Amazon is the most MBA-friendly of the large tech companies. They approach a lot of problems with here’s a business opportunity, how do we market it, how do we approach it, and then other things fit in below that. If you look at Google’s current product strategy, a lot of it will be around how will we take strengths in AI learning and bake it in. With Amazon, we were a book store, now we have movies, and we do infrastructure for startups – they find a market and see if they can make something work. I am exaggerating a bit, but I think you know what I am saying.
Netflix, has a bias against newer talent. They generally hire folks who already have industry experience, as they believe it leads to a more mature, confident talent base they don’t have to spend time training.
Companies like AirBnB, newer consumer-focused companies, care that PMs have a stronger design sense and can make a product that looks and feels intuitive.
For a long time Apple didn’t have the role of PM. They had people building the product and people selling the product, and the PM is in between, so what is the PM really doing. Historically they had engineering managers and marketing managers. Only recently have they had true product managers.
What is RocketBlocks and how can it help an applicant for a product management position? [38:44]
It is a platform to help people build and hone skills they need to succeed in job interviews. We have a management consulting vertical and product manager vertical. We take the skills companies are testing for and build drills around them to allow students to come in and practice. The whole idea is to be basically a digital gym preparing for your interviews. The driving force is interactive drills, like, “Here is an interview scenario, how would you react,” “Prioritize a roadmap,” or, “Here are two competing user interfaces, compare them, what is good, what’s not.” The idea is to provide organic scenarios you would face in the interview and on the job.

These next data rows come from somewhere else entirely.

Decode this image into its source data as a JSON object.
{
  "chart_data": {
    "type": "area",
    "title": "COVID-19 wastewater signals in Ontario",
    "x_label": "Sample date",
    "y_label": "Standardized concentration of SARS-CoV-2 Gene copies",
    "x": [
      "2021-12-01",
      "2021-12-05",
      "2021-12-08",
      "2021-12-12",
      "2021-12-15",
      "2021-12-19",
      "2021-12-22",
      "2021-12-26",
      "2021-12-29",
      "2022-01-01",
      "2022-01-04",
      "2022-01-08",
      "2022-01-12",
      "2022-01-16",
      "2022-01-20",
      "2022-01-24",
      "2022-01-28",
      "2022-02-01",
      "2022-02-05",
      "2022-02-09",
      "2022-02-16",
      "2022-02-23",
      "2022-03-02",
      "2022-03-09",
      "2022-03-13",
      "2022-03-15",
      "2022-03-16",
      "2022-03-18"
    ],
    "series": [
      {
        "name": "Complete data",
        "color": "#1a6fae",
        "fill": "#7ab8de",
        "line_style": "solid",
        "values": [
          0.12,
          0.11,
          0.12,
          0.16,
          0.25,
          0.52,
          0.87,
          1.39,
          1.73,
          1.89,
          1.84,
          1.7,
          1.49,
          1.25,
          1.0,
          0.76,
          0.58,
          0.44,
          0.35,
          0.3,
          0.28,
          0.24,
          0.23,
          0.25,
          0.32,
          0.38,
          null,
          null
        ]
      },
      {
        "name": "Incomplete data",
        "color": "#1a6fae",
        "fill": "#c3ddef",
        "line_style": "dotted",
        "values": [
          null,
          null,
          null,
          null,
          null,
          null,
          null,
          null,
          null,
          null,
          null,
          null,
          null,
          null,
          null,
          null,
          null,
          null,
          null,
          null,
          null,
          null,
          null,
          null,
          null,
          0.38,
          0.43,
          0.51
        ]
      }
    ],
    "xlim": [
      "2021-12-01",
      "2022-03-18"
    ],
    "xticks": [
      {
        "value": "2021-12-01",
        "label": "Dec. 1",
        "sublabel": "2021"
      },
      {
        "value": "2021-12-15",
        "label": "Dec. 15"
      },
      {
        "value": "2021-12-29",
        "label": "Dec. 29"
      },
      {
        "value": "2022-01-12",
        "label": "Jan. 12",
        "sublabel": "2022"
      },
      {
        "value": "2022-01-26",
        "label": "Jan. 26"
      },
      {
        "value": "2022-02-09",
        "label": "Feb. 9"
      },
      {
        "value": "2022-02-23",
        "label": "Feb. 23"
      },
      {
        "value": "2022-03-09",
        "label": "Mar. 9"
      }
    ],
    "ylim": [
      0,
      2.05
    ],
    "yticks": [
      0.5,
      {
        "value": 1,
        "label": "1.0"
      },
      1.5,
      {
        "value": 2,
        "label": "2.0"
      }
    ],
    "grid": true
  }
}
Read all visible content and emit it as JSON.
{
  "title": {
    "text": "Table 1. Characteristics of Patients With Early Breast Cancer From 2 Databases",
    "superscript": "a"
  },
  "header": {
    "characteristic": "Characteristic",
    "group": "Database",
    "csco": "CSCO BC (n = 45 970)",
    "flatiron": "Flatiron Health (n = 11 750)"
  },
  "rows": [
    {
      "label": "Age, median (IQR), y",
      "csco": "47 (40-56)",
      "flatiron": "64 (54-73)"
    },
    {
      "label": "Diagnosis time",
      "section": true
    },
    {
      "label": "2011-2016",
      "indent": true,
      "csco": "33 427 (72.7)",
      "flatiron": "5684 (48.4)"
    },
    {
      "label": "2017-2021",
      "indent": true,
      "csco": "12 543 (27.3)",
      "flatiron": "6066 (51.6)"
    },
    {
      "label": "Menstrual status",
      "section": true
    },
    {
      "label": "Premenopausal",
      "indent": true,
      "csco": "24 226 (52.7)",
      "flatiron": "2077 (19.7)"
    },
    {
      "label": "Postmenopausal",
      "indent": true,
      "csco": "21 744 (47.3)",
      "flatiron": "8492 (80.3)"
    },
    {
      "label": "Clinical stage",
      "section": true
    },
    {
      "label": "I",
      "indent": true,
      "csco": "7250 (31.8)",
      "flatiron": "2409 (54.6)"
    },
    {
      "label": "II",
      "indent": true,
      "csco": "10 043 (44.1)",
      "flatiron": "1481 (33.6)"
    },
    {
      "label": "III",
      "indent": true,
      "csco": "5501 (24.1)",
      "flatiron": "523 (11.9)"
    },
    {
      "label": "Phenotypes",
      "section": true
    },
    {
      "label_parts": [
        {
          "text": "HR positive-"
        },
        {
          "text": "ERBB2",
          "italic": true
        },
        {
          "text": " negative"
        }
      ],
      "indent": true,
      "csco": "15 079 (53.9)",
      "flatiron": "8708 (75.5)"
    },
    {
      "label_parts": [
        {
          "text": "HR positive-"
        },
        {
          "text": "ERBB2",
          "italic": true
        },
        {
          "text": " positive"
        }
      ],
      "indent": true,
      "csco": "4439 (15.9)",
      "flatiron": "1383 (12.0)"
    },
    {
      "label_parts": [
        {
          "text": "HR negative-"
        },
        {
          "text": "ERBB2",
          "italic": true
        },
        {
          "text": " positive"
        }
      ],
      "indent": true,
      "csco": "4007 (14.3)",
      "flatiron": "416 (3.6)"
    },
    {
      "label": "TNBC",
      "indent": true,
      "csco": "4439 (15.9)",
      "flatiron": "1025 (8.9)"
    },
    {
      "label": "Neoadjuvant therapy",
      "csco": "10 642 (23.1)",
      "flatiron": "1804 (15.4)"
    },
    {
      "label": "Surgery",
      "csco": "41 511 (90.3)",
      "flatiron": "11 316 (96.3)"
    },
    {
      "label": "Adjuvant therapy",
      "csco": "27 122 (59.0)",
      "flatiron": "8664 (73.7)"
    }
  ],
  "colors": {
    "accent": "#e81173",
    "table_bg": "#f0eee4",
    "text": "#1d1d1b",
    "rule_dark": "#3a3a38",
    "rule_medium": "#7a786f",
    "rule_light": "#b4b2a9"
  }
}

We also facilitate a market of expert coaches who can run you through an hour-long mock interview. We vet and curate that list of experts.
Rocketblocks is a subscription model like a gym. You pay $35/month to use the resource as long as you need it to prepare.
What are your plans for RocketBlocks going forward? [44:56]
We are always adding and curating existing drills on the platform to make better scenarios to prepare. Eventually we will add some new verticals. Other work we will do is refining and going deeper on the type of content and how you interact with the content. The core of what’s there is really helpful to students and we can augment it to provide an even better user experience. The platform can now be used on a tablet or mobile so you can study on the go.
It’s now 8 years since you earned your MBA at Tuck. How has your perspective on that experience evolved? Are you still glad you did it? [47:18]
High level answer is still the same (yes). The value of the network compounds over time as your classmates progress in their careers, and the amount of great people you have access to and can help you out is incredible.
What do you wish I would have asked? [48:01]
Maybe, “What is the most interesting product management interview question you’ve ever heard?” Best I’ve heard recently, is a Google PM walked in with a duffle bag full of physical products and the candidate would have to reach into the bag, pull one out at random and critique it, the deficiencies, how you could make it better. It’s a great test of overall product sense, but maybe a bit intimidating with someone walking in with a giant duffle bag!